VIRGINIA BEACH, Va. — Grammy-award winning artist Pharrell Williams made it clear: he wants to see Hampton Roads grow and help provide the opportunities needed to do it.
Virginia Beach Councilman Aaron Rouse, who’s worked with Pharrell, said the forum was a springboard for tackling difficult discussions.
"Ready or not, here we come," said Rouse when asked if Virginia Beach was ready for these difficult discussions. "I mean, those problems are here and we have to be able to stand up. We may get knocked down, we may get uncomfortable, there may be an 'elephant in the room,' but again, we have to confront and talk about these issues head-on, that's the only way we're going to grow."
The forum gave Pharrell a chance to show the financial resources that are available to Hampton Roads to create better businesses. It also gave him a chance to hit on the need for diversity and inclusivity.
"There was $3 trillion on that stage last night here in Hampton Roads to figure out how we build together as a region," said Rouse, referring to the business owners and entrepreneurs who expressed interest in investing in Hampton Roads at the forum. "We have to provide access to capital, access for minorities, as well for small business owners."
This financial support could create windows of opportunities for groups such as the Hampton Roads Alliance. President and CEO Doug Smith said his team created multiple outlets to create better businesses in the region, such as the 757 Action Framework.

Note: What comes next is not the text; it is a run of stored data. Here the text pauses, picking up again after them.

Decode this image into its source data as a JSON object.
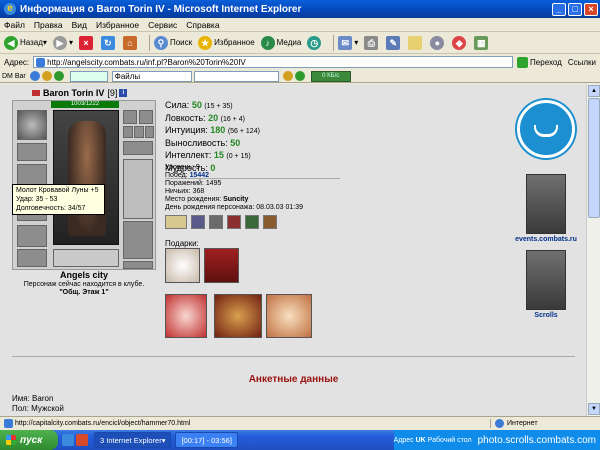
{
  "window": {
    "title": "Информация о Baron Torin IV - Microsoft Internet Explorer"
  },
  "menu": [
    "Файл",
    "Правка",
    "Вид",
    "Избранное",
    "Сервис",
    "Справка"
  ],
  "toolbar": {
    "back": "Назад",
    "search": "Поиск",
    "favorites": "Избранное",
    "media": "Медиа"
  },
  "address": {
    "label": "Адрес:",
    "url": "http://angelscity.combats.ru/inf.pl?Baron%20Torin%20IV",
    "go": "Переход",
    "links": "Ссылки"
  },
  "dmbar": {
    "label": "DM Bar",
    "files": "Файлы",
    "meter": "0 КБ/с"
  },
  "character": {
    "name": "Baron Torin IV",
    "level": "[9]",
    "hp": "1003/1222",
    "city": "Angels city",
    "location_text": "Персонаж сейчас находится в клубе.",
    "room": "\"Общ. Этаж 1\""
  },
  "tooltip": {
    "line1": "Молот Кровавой Луны +5",
    "line2": "Удар: 35 - 53",
    "line3": "Долговечность: 34/57"
  },
  "stats": [
    {
      "label": "Сила:",
      "value": "50",
      "bonus": "(15 + 35)"
    },
    {
      "label": "Ловкость:",
      "value": "20",
      "bonus": "(16 + 4)"
    },
    {
      "label": "Интуиция:",
      "value": "180",
      "bonus": "(56 + 124)"
    },
    {
      "label": "Выносливость:",
      "value": "50",
      "bonus": ""
    },
    {
      "label": "Интеллект:",
      "value": "15",
      "bonus": "(0 + 15)"
    },
    {
      "label": "Мудрость:",
      "value": "0",
      "bonus": ""
    }
  ],
  "info": {
    "level_label": "Уровень:",
    "level": "9",
    "wins_label": "Побед:",
    "wins": "15442",
    "losses_label": "Поражений:",
    "losses": "1495",
    "draws_label": "Ничьих:",
    "draws": "368",
    "birthplace_label": "Место рождения:",
    "birthplace": "Suncity",
    "birthday_label": "День рождения персонажа:",
    "birthday": "08.03.03 01:39"
  },
  "gifts_label": "Подарки:",
  "sidebar": {
    "events_link": "events.combats.ru",
    "scrolls_link": "Scrolls"
  },
  "profile": {
    "title": "Анкетные данные",
    "name_label": "Имя:",
    "name": "Baron",
    "sex_label": "Пол:",
    "sex": "Мужской"
  },
  "status": {
    "url": "http://capitalcity.combats.ru/encicl/object/hammer70.html",
    "zone": "Интернет"
  },
  "taskbar": {
    "start": "пуск",
    "task1": "3 Internet Explorer",
    "task2": "[00:17] - 03:56]",
    "tray_addr": "Адрес",
    "tray_lang": "UK",
    "tray_desk": "Рабочий стол",
    "watermark": "photo.scrolls.combats.com"
  }
}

"Frankly, we haven't always been an inclusive region," said Smith when he talked about diversity in Hampton Roads. "We were exposed to a number of really important organizations last night that are interested in investing in Hampton Roads. We need to go back to them with a very clear sense of what they're looking for."
Pharrell called on Hampton Roads to be more inclusive, knowing that money alone won’t lead to success.
Rouse agreed, saying, "It's about bringing more young people of different races, as well as women, giving everybody the opportunity to be successful."
It was a feeling of inclusivity that Pharrell hoped to bring to Virginia Beach and the region with his “Something in the Water” festival.
His disappointment in the way the city handled the death of his cousin, Donovon Lynch, at the hands of a police officer this year led him to pull the festival from Virginia Beach.
At his forum, Pharrell said he wants to move past the controversy surrounding it, but he needs to see real change.
Rouse said Pharrell is currently having discussions on what to do next for the "Something in the Water" festival and where he wants to hold it.